Friday, February 9, 2018

Someone has crucified a Jew in Petticoat Lane

When Will Thomas began thinking about writing a mystery in the early 2000s, he felt that many Victorian mysteries were written by woman and could be classified as "cozies." "I wondered," he writes in an Author's Note in Some Danger Involved, which was published in 2004, "what it would be like to create a more dangerous detective, a shamus, a gumshoe, and to set him down in this world of Queen Victoria and Jack the Ripper."

His detective—or, as he prefers to be identified, enquiry agent—is Cyrus Barker, who speaks Chinese, Yiddish, (and probably more), fights like a ninja, maintains a Japanese-style bath on his London property, employs a French cook and a Jewish butler and general factotum, and offers Thomas Llewelyn a job as an assistant and personal secretary.

At the beginning of the book Llewelyn is just about at the end of his tether. He's a poor boy from a coal-mining town in Wales, but he is exceptional enough to attract the patronage of a lord and to be admitted to Magalen College, Oxford. He has made an unfortunate marriage, his wife of three months has died, and as a consequence of an unfortunate circumstance he has spent nine months in hard labor in Oxford Prison. In a final desperate act, he responds to Barker's advert: " . . . Typing and shorthand required. Some danger involved in the performance of duties . . . " With his next move suicide off Tower Bridge, Llewelyn, to his surprise, is hired.

The first several chapter of Some Danger Involved introduce us to Barker, his household, and his world. The assistant's position includes boarding in Barker's house; an entire new wardrobe; instruction in detecting, self-defense, and shooting; and studying the books Barker has chosen: Methods of Observation and Ratiocination, Implied Logic in Everyday Life, Understanding the Asiatic Mind, and Folk Tales of Old Edo. Llewelyn's predecessor had been killed. In Barker's world, there is always some danger involved.


The mystery proper begins in Chapter 4 when Barker and Llewelyn visit the morgue to inspect the body of a young Jewish scholar who has been murdered and crucified—hung up, in fact, in Petticoat Lane, right in the center of a Jewish market. From the morgue they call on Sir Moses Montefiore, an actual person. He was a British financier and banker. activist, philanthropist, and Sheriff of London. He was born to an Italian Jewish family and donated money to promote industry, business, economic development, education, and health in the Jewish community. In London, he was President of the Board of Deputies of British Jews (thank you, Wikipedia) and—now back to fiction—he charges Barker with finding the scholar's killer.

Montefiore is concerned because at this time, the early 1880s, Ashkenazi Jews were flooding into London from the Pale of Settlement—now Russia, Belarus, Lithuania, Molodova, and much of Ukraine. These are Jewish immigrants who don't speak English, who don't understand British ways, and who are taking jobs away from honest English and Irish working men need to be taught a good lesson. Sir Moses worries that someone or someones may be trying to provoke a pogrom. With no clues from the body or the scene of the crucifixion, Barker and Llewelyn set off to find the murderer.

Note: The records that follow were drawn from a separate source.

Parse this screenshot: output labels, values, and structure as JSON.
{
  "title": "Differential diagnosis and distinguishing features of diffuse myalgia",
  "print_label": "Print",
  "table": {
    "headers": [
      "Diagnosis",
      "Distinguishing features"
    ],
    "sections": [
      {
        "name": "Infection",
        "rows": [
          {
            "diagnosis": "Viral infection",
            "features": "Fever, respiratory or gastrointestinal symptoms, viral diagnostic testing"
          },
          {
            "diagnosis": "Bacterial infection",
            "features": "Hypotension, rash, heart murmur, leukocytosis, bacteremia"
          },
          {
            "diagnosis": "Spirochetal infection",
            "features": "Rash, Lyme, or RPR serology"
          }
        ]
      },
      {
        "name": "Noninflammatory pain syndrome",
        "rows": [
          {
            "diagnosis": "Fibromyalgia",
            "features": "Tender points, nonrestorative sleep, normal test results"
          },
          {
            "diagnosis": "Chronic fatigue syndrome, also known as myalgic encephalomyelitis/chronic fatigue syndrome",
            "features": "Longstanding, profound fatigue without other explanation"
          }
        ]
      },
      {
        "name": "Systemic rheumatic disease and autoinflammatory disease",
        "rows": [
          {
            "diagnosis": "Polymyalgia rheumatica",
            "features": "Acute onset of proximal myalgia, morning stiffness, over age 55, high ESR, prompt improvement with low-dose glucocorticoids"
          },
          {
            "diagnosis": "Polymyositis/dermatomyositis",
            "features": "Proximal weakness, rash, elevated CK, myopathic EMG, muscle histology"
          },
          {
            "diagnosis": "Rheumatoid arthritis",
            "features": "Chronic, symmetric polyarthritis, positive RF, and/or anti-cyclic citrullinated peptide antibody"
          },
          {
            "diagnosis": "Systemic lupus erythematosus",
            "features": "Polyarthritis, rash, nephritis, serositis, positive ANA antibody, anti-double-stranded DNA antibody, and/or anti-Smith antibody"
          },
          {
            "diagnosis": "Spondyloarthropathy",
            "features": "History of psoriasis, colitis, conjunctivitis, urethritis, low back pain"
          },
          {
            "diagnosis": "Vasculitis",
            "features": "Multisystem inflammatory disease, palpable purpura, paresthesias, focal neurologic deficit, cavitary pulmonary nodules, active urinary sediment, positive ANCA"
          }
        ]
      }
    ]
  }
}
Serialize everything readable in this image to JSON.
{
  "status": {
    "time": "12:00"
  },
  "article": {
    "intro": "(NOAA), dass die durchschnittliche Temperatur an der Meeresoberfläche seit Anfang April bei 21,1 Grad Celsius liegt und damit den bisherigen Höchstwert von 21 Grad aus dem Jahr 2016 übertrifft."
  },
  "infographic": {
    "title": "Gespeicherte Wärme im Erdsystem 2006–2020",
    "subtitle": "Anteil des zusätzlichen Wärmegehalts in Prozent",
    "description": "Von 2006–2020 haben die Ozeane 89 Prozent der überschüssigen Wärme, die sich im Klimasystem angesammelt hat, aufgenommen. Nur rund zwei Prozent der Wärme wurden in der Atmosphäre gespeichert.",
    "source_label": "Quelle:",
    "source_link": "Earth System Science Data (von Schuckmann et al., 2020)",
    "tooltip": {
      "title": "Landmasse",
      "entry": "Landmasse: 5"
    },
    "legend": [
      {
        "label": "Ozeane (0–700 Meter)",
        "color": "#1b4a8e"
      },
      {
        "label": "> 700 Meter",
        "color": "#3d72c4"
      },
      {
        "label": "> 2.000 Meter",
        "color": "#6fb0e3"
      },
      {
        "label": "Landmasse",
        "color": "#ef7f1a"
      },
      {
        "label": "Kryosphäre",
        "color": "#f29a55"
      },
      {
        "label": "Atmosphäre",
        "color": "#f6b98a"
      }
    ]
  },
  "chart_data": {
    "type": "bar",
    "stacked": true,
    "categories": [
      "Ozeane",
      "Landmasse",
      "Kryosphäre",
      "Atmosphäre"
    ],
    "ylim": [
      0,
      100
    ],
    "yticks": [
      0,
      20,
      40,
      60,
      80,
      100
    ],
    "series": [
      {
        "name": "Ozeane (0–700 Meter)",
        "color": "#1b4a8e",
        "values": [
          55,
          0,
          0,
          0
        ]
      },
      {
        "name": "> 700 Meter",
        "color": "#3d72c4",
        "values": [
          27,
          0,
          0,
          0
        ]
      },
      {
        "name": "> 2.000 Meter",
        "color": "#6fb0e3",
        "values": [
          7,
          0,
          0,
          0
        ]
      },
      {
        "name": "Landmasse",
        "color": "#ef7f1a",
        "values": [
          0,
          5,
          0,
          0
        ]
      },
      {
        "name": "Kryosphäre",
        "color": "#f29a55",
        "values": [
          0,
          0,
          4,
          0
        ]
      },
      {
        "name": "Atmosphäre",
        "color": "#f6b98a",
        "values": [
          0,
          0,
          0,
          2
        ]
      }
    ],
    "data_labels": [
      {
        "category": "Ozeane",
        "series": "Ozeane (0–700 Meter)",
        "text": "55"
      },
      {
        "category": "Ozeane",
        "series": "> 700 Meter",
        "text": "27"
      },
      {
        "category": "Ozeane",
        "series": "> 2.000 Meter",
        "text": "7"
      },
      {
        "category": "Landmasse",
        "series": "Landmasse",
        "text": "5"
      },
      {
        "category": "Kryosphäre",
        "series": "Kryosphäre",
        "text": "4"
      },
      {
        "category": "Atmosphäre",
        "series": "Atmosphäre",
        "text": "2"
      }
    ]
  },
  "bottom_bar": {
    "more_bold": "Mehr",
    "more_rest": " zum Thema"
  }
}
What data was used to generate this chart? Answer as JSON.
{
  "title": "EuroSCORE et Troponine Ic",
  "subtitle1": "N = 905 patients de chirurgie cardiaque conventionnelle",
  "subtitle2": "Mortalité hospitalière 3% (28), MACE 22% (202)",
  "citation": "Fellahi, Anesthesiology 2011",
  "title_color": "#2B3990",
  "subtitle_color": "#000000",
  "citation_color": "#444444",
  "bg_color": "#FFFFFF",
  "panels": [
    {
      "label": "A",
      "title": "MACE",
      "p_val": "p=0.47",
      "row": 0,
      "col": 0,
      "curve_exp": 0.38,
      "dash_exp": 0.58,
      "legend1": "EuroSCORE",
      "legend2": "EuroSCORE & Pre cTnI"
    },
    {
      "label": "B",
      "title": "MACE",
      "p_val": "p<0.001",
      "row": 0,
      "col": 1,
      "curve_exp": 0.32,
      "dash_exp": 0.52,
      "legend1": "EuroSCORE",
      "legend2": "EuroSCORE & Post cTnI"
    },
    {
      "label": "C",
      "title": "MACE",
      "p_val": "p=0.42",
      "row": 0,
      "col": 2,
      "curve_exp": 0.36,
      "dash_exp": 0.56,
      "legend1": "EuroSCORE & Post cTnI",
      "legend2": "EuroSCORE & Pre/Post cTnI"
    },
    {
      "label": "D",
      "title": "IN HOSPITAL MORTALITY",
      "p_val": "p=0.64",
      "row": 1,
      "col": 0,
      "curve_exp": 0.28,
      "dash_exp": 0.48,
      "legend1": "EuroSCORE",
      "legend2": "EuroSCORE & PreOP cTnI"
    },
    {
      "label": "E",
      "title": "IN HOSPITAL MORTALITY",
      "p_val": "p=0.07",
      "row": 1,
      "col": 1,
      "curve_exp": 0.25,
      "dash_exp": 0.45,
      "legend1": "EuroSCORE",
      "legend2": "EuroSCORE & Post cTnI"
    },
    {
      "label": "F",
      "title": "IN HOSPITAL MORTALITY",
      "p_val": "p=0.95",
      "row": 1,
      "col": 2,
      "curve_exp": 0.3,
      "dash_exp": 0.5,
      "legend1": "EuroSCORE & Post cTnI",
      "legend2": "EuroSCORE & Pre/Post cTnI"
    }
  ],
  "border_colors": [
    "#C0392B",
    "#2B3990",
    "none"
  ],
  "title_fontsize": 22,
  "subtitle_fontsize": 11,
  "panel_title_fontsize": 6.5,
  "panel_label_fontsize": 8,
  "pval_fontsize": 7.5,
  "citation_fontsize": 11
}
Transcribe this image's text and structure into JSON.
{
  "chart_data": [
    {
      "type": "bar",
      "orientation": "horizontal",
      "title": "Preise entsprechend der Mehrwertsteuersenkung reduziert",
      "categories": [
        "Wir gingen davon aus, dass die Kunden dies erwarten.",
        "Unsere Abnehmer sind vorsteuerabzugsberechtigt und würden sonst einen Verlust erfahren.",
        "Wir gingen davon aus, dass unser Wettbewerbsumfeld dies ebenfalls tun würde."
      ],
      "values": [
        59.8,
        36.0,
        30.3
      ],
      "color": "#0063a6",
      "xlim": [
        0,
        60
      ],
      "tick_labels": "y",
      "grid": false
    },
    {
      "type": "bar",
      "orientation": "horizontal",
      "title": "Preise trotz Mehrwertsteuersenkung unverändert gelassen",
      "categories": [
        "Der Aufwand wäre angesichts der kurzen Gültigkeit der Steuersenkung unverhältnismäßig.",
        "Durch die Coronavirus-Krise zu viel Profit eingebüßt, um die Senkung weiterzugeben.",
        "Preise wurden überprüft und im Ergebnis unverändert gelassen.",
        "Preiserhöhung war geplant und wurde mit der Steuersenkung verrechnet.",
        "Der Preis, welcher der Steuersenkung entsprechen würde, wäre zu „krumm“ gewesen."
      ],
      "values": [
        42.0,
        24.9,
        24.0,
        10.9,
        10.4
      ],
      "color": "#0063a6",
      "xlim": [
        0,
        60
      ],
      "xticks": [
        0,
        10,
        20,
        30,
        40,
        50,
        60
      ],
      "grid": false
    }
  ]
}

While I am usually impatient with historical fiction, Thomas was able to engage me in Some Danger Involved. I spotted only one possible (and minor) error. Otherwise I was convinced this is the way London looked, sounded, and smelled in 1884. And Barker is such an interesting character, I was willing to overlook the villain's long speech at the end explaining how and why he did what he did. All in all an exceptionally credible debut mystery.